Definition) An event $e$ occurs with high probability if $\Pr(e)>1-\frac{1}{n}$.
Tip) $\big(O(\log{n})\big)! > n $
Let $\sigma = r_{1},r_{2},...,r_{n}$ be a sequence, such that $r_{i}$ $(1\leq i\leq n)$ is random number $\in R$.
What is the length of the longest strictly increasing sub-sequence in $\sigma$ with high probability?
Let $l$ be the length of the longest strictly increasing sub-sequence in $\sigma$. Therefore, there exists at least one sub-sequence $\sigma' = r_{j+1},r_{j+2},...,r_{j+l}$, such that $r_{j+1}<r_{j+2}<...<r_{j+l}$ or $r_{j+1}>r_{j+2}>...>r_{j+l}$. The probability of occurring $\sigma'$ is $\frac{2}{l!}$.

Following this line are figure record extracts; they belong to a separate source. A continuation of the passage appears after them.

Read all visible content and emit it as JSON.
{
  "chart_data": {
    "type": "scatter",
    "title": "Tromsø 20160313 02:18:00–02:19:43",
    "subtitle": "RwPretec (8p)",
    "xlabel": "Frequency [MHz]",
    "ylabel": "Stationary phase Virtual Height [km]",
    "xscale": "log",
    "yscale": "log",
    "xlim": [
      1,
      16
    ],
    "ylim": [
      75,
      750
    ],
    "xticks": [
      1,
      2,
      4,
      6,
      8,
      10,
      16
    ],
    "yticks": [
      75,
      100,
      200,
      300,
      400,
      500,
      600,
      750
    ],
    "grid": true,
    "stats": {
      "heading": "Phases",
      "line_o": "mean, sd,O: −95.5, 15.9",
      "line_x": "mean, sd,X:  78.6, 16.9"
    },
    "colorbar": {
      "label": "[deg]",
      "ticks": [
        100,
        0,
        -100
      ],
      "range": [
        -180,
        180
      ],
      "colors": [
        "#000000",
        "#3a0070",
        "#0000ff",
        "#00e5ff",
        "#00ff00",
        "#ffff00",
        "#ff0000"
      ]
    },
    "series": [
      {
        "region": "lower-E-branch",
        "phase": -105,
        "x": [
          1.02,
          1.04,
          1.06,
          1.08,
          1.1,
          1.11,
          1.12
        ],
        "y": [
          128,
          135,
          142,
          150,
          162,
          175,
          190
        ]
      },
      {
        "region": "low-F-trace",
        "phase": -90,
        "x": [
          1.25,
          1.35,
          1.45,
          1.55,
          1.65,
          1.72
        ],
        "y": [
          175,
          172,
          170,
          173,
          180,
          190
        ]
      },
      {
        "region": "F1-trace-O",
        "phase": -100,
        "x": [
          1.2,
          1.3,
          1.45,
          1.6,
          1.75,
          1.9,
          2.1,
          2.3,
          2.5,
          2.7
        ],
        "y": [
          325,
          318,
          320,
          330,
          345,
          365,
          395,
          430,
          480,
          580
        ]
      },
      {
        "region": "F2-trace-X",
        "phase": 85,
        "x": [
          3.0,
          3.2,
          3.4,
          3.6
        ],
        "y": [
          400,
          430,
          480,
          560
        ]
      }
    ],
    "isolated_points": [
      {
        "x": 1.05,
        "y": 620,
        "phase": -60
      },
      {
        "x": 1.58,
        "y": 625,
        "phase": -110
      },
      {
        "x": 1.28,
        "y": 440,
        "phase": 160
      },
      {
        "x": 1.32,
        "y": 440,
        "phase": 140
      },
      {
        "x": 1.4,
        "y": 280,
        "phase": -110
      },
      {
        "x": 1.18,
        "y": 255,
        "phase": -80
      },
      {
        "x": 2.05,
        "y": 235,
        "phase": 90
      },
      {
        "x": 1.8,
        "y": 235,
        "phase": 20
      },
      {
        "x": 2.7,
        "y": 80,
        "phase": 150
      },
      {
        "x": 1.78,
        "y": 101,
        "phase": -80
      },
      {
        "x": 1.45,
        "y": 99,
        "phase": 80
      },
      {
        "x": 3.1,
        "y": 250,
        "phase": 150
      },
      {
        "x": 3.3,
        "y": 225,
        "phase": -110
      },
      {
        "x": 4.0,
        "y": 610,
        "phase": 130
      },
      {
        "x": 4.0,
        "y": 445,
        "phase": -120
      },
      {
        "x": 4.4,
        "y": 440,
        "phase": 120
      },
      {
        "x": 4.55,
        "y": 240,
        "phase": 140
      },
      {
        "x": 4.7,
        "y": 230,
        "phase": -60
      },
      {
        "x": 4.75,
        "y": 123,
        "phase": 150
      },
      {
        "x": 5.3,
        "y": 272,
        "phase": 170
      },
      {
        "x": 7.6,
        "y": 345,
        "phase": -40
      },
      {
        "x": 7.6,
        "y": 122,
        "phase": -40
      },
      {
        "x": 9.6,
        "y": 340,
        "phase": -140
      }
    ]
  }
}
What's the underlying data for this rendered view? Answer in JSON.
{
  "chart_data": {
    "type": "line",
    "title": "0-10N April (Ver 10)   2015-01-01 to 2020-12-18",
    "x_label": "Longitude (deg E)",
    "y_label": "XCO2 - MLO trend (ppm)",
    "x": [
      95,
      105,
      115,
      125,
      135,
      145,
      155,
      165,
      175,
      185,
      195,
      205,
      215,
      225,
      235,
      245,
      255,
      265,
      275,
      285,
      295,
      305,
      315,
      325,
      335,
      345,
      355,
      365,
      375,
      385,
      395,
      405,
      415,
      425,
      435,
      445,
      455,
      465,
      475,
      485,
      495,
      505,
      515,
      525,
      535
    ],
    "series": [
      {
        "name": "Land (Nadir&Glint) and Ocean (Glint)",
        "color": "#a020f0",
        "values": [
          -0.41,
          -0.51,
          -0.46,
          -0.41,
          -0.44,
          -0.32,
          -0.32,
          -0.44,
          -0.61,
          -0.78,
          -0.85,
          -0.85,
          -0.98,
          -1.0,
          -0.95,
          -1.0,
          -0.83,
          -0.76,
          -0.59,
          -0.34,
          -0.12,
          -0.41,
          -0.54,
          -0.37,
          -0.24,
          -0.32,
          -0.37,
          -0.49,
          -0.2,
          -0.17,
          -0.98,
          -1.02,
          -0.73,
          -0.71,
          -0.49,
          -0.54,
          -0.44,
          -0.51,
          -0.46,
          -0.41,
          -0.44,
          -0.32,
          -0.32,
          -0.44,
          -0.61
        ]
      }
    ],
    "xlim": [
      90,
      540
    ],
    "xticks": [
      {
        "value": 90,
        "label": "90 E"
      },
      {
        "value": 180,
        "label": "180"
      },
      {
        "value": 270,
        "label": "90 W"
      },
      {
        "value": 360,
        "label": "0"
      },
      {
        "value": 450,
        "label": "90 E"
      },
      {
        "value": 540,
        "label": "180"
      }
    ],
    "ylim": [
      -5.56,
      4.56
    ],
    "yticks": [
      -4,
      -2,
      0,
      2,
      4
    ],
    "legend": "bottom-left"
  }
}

Set $l=O(\log{n})$. Then, $\Pr\{\text{occuring }\sigma'\} = \frac{2}{\big(O(\log{n})\big)!}<\frac{1}{n}$. Therefore, $\sigma'$ does not occur with high probability, so the length of the lonest strictly increasing sub-sequence must be less than $l=O(\log{n})$.
Is my proof correct?